Положил завещание в шкаф, запер его и, дав распоряжение готовиться к отъезду, пошел в опочивальню.

РАССТАВАНИЕ

Глубокой ночью Бориска, держась густой тени стен, прокрался в дальний угол двора. Пошел дождь. Где-то скулила собака. Пахло сырыми досками.

Не успел юноша присесть на лавку под старым, в три обхвата, дубом, как теплые руки потянулись к нему из-за плеч, закрыли глаза. Захолонуло сердце.

— Фитиньюшка, ласточка моя! — радостно прошептал он, положив свои пальцы на девичьи, пахнущие мятой.

— Борисонька! — обвила Фетинья его шею.

Он притянул девушку к себе, посадил рядом. С листьев дуба на их лица падали крупные капли дождя.

Князь неспроста называл Фетинью стрекозой и куролесницей. Маленькая непоседа с быстрыми движениями, она без устали летала по двору, и ее звонкий голосок весь день раздавался то там, то здесь.

Черты лица ее нельзя было назвать правильными: по-мужски выпуклый лоб, широкий нос. Но все это скрадывали глаза — зеленые, ясные, полные ума и веселья, они все примечали; то лукаво улыбались, то метали зеленые озорные брызги, словно кто ударял по кресалу, то насмешливо щурились. Ее ребячливым шалостям и выдумкам не было конца: обменит лапти у подружек, потом сама и признается; в полую тыкву с отверстиями поставит зажженный огарок, тыкву на палку поднимет и ночью пугливых стращает: им мерещится — движется чудовище с огромными очами. И хотя порой сердились на нее за проказы, а и любили егозу. При взгляде на нее светлели лица у самых сумрачных.

— Что ж ты припоздал так? — укоряюще прошептала Фетинья, пряча лицо на груди Бориски, и счастливо засмеялась.

Он сидел, обняв девушку, заботливо набросив на ее плечи свой дорожный плащ.

— Уезжаем мы с князем, к отъезду готовились.

— Надолго? — тревожно взглянув, спросила Фетинья Бориску.

— Неведомо.
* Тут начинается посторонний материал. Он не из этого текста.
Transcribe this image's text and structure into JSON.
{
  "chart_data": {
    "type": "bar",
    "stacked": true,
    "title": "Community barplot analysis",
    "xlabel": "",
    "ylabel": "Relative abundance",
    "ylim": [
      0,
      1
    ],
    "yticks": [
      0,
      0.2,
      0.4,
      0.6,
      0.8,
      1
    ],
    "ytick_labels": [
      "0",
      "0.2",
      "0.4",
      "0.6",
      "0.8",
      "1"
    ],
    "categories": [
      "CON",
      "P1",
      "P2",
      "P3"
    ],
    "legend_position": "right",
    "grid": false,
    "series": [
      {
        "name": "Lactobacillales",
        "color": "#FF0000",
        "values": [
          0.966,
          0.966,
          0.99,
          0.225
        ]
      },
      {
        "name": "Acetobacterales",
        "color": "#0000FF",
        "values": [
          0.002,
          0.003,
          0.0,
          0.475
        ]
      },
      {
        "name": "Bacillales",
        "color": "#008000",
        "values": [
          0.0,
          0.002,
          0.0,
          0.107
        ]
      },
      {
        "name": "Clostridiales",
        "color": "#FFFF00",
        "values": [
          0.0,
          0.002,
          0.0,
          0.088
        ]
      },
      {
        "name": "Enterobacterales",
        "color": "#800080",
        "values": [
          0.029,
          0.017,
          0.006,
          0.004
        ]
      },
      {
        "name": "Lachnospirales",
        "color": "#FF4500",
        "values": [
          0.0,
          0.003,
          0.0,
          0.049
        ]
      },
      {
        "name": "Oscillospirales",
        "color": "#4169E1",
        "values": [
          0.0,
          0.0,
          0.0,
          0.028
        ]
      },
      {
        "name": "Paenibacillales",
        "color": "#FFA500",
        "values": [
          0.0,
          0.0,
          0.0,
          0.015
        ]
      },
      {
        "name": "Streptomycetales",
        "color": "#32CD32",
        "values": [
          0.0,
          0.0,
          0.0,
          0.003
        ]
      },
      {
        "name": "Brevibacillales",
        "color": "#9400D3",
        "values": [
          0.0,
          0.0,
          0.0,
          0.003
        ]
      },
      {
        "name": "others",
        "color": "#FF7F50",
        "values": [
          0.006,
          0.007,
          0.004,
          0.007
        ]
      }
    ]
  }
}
В Орду едем, в Сарай-Берке…

— К идолищу поганому! — со страхом воскликнула Фетинья, прижимая руки к груди. — Порешат они вас, Борисонька, чует сердце, порешат!

— Бог милостив, — скупо ответил юноша и, помолчав, добавил с горечью: — А и убьют, кому по мне слезы лить? Один я на белом свете!

— А я? — едва слышно спросила Фетинья, и слезы навернулись у нее на глаза.